18.)      SUPPLIER RATING SYSTEM – High volume suppliers are rated on quality, delivery, customer service, and process / cost improvements on a quarterly basis. A report will be provided as appropriate.

 

19.)      FLOW DOWN OF REQUIREMENTS – The supplier shall flow down Winchester Interconnect and applicable customer requirements to the sub-tier supply chain, when applicable.

 

20.)      FOREIGN OBJECT DEBRIS/DAMAGE (FOD) PREVENTIONWhenever and/or wherever FOD entrapment or foreign objects can migrate, Seller shall inspect for foreign objects/materials and ensure FOD barriers remain embedded. Sellers shall ensure tooling, jogs, fixtures, and test or handling equipment are maintained in a state of cleanliness and repair sufficient to prevent FOD. All Suppliers must flow down FOD requirements to sub-tier suppliers at all levels.

 

21.)      COUNTERFEIT PARTS/MATERIALS PREVENTION

Seller shall establish and maintain a Counterfeit Prevention and Control Plan based on the AS5553.

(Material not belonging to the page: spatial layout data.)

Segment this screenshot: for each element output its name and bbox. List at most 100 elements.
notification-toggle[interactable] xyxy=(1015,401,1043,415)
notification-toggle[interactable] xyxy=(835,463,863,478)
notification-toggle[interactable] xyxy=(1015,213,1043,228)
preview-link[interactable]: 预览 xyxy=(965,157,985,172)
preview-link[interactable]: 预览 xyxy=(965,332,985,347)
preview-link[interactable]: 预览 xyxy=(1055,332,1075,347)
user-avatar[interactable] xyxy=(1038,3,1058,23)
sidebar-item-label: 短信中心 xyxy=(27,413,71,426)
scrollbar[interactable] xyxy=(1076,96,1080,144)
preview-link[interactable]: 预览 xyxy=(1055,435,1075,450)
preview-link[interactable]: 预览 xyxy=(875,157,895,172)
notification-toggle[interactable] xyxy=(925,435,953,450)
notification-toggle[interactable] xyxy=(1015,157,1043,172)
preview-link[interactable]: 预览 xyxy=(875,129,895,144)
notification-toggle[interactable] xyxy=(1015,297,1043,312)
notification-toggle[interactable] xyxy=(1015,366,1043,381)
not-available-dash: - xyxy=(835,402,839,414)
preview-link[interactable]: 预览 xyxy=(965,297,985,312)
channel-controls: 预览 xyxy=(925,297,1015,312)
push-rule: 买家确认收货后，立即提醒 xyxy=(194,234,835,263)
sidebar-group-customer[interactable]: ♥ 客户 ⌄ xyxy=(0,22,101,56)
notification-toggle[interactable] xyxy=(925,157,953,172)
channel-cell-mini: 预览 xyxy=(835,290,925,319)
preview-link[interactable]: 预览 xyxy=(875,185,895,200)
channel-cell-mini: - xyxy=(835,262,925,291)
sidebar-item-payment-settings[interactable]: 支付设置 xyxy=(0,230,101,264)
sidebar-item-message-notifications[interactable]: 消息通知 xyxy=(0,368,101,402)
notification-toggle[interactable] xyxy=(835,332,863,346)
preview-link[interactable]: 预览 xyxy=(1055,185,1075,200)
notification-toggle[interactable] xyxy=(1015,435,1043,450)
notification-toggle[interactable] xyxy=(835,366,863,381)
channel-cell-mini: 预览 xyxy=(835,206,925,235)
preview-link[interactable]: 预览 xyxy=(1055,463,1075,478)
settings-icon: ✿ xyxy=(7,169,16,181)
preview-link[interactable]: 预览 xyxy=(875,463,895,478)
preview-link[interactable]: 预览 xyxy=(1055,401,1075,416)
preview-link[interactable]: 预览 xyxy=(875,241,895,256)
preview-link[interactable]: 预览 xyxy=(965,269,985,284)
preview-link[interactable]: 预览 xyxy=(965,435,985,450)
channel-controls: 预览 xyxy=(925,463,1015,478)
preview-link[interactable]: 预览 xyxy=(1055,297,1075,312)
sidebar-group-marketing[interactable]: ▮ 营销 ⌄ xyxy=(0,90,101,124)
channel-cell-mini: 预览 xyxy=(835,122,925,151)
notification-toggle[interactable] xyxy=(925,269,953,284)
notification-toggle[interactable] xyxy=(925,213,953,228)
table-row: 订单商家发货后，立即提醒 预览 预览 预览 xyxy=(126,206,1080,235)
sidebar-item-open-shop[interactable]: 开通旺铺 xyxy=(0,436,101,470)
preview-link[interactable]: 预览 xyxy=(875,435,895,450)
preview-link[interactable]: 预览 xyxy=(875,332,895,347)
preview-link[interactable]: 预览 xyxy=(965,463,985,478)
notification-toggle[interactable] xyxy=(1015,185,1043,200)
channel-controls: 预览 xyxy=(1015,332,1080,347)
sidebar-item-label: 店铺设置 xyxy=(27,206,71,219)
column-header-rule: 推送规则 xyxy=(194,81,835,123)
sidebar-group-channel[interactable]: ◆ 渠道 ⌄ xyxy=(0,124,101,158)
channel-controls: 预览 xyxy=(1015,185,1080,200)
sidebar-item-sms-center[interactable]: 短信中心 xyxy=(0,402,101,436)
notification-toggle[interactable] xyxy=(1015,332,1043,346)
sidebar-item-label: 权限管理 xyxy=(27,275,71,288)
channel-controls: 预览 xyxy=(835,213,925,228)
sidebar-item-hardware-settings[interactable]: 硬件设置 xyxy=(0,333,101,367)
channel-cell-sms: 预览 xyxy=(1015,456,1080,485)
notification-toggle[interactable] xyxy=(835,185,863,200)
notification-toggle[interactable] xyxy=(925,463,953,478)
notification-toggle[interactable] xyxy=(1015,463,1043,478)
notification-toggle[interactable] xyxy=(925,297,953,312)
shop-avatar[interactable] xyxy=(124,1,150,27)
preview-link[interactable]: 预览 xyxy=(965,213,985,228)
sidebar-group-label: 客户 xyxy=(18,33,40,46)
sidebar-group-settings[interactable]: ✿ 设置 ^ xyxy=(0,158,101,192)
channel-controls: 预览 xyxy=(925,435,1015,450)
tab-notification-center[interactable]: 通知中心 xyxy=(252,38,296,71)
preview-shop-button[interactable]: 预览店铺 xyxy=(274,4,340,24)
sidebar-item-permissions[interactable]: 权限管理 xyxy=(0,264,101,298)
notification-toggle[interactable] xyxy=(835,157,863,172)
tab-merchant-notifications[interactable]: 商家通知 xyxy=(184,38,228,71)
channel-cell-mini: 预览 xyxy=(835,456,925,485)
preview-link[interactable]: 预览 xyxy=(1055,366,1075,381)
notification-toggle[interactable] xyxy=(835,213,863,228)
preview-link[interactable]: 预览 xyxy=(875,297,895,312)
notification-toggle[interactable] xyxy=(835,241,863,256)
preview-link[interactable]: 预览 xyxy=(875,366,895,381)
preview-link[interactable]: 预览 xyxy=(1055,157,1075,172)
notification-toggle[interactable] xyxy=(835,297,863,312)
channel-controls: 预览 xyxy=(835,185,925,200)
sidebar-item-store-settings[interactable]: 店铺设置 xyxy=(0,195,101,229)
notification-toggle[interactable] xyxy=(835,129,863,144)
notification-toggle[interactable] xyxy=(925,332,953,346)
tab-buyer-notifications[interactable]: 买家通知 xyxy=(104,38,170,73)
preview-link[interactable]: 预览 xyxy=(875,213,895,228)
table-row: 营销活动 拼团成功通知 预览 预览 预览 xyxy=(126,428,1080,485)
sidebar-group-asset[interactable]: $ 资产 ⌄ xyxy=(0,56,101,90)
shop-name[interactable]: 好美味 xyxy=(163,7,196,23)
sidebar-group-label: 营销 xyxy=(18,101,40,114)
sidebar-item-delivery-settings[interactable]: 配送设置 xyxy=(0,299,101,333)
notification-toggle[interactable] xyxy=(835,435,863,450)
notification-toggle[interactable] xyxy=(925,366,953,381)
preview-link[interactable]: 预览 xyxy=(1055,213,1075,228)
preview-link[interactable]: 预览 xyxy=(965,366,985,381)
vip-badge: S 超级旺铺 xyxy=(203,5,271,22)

Seller shall assure procurement of EEE (Electrical, Electronic, and Electromechanical) parts from authorized sources, or from those suppliers who provide EEE parts obtained exclusively from authorized sources, when the EEE parts are still being manufactured or available in stock directly from such sources.

Seller shall ensure objective evidence is maintained that the EEE parts supplier is an authorized source or a supplier who provides EEE parts obtained exclusively from authorized sources.

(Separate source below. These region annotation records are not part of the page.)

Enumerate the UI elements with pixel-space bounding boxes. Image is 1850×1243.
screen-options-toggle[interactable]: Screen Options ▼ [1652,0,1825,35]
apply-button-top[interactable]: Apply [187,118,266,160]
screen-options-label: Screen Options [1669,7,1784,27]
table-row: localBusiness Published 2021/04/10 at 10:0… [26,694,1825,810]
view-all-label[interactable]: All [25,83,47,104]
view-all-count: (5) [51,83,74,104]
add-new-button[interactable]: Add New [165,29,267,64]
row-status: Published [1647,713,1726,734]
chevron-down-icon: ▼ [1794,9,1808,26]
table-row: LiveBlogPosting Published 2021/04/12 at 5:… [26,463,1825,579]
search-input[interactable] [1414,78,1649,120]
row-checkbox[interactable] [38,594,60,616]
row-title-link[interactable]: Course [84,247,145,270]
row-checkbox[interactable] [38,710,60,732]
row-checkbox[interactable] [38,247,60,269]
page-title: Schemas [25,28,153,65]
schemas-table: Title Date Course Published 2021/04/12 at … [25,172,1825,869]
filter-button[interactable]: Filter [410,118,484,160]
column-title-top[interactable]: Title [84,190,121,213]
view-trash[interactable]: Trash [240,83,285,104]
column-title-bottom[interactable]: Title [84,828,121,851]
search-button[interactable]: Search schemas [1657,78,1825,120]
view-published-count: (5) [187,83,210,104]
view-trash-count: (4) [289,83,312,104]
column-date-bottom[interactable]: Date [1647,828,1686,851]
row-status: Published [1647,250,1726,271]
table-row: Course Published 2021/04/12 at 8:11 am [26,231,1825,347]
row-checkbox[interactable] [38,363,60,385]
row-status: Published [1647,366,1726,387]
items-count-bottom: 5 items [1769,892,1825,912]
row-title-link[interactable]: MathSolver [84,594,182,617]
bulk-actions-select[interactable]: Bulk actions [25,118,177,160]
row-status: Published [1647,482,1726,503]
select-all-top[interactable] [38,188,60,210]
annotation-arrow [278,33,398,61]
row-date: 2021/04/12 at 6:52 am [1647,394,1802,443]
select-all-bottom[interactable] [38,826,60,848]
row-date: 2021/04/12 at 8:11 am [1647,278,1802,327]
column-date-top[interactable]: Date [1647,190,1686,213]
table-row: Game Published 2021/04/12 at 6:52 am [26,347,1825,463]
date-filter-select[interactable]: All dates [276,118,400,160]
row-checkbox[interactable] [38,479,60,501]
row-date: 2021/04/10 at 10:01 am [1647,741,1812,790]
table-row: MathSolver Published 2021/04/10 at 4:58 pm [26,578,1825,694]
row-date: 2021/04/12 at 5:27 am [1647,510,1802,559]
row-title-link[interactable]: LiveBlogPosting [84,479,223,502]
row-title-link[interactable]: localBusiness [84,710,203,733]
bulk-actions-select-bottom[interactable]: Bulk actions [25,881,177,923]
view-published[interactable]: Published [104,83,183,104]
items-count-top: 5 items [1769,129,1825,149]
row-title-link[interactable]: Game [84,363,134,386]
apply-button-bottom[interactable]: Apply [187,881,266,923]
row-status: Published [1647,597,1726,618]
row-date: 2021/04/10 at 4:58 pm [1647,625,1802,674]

Note: examples of a counterfeit part can include, but are not limited to, the false identification of grade, serial number, and date code or performance characteristics.

When we have determined any EEE part or end item, component, part or assembly containing EEE parts purchased by a supplier for delivery to Winchester, to be suspected or confirmed counterfeit, the following steps will be taken:

When Winchester Interconnect has determined any EEE part or end item, component, part, or assembly containing EEE parts purchased by the organization, or delivered to the organization, to be suspect counterfeit or counterfeit, the organization shall report the suspect counterfeit or counterfeit part in accordance with the organization’s quality management system and applicable contractual requirements.

  • All potential additional fraudulent/counterfeit parts in the facility (Wip, stock, FG, In-Transit, At Customer), will immediately be placed on “Hold” in quarantine pending disposition by appropriate Winchester Interconnect authorities.
  • All fraudulent/counterfeit parts will be retained at Winchester Interconnect facility and the disposition will be at the supplier’s expense.

 

22.)      Winchester Interconnect’s suppliers and the sub-tier supply chain are committed to the highest possible standards of ethical, moral and legal business conduct.

Note: Any updates to this document require updates to the website; the requestor is responsible for contacting website administrators to update. Revision must appear on website

WINCHESTER INTERCONNECT PURCHASE ORDER QUALITY CLAUSES - Revision P


Winchester Interconnect is committed to continuous improvement, on-time delivery, and customer satisfaction.